Je suis arrivé il y a quatre jours, par l’Orient Express, à Constantinople, dans le cadre de la mission secrète destinée à  “savoir ce qui se passe dans l’Empire Ottoman, faire des propositions pour réorganiser notre action diplomatique dans ce pays et mieux affirmer la place de la France”. Je suis reçu aujourd’hui au siège somptueux du Conseil de la Dette publique, présidée par un délégué français.

 » Nous sommes ici chez nous !  » s’écrie, ravi, Georges Marchand, délégué français au Conseil de la Dette Publique.

La Dette Publique, un Etat dans l’Etat. En 1875, l’Empire Ottoman a connu la banqueroute et, sous la pression de ses créanciers occidentaux, a dû ensuite créer cet organisme distinct de son ministère des finances, chargé de garantir le bon paiement des emprunts turcs. 

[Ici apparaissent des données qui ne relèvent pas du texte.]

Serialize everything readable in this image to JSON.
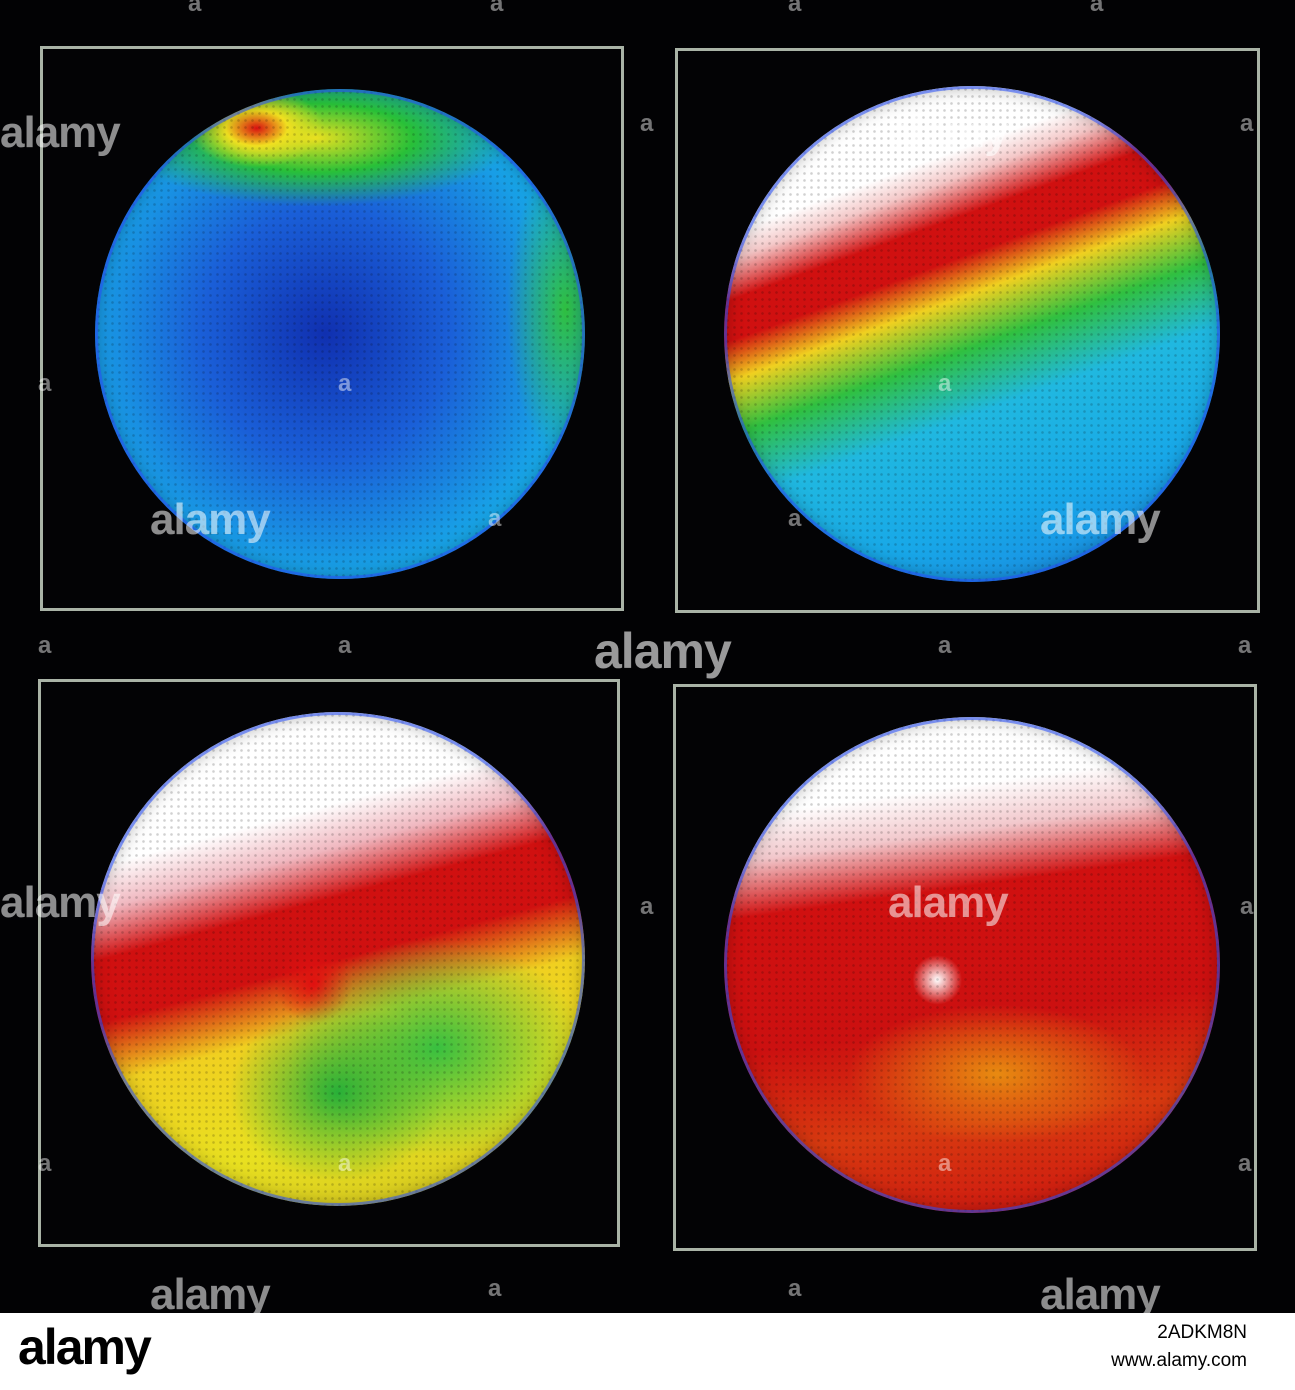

La Dette Publique a le monopole du commerce du sel, perçoit l’impôt sur les alcools, les soies, la pêche ou les tabacs. Elle est présidée, à tour de rôle, par un délégué français ou britannique. Petit détail : elle emploie à elle seule 6000 fonctionnaires répartis dans 750 agences sur tout le territoire ottoman.

Notre pays ne se contente pas de codiriger la Dette Publique. Il possède aussi l’essentiel de la Régie des tabacs et contrôle ainsi tous les revenus issus de cette production. Il possède enfin la majorité des capitaux de la Banque ottomane, principale institution financière turque.

Au fil des temps, la France est devenue le premier investisseur au sein de l’Empire du Sultan en dépassant largement l’Angleterre et sans être rattrapé par l’Allemagne.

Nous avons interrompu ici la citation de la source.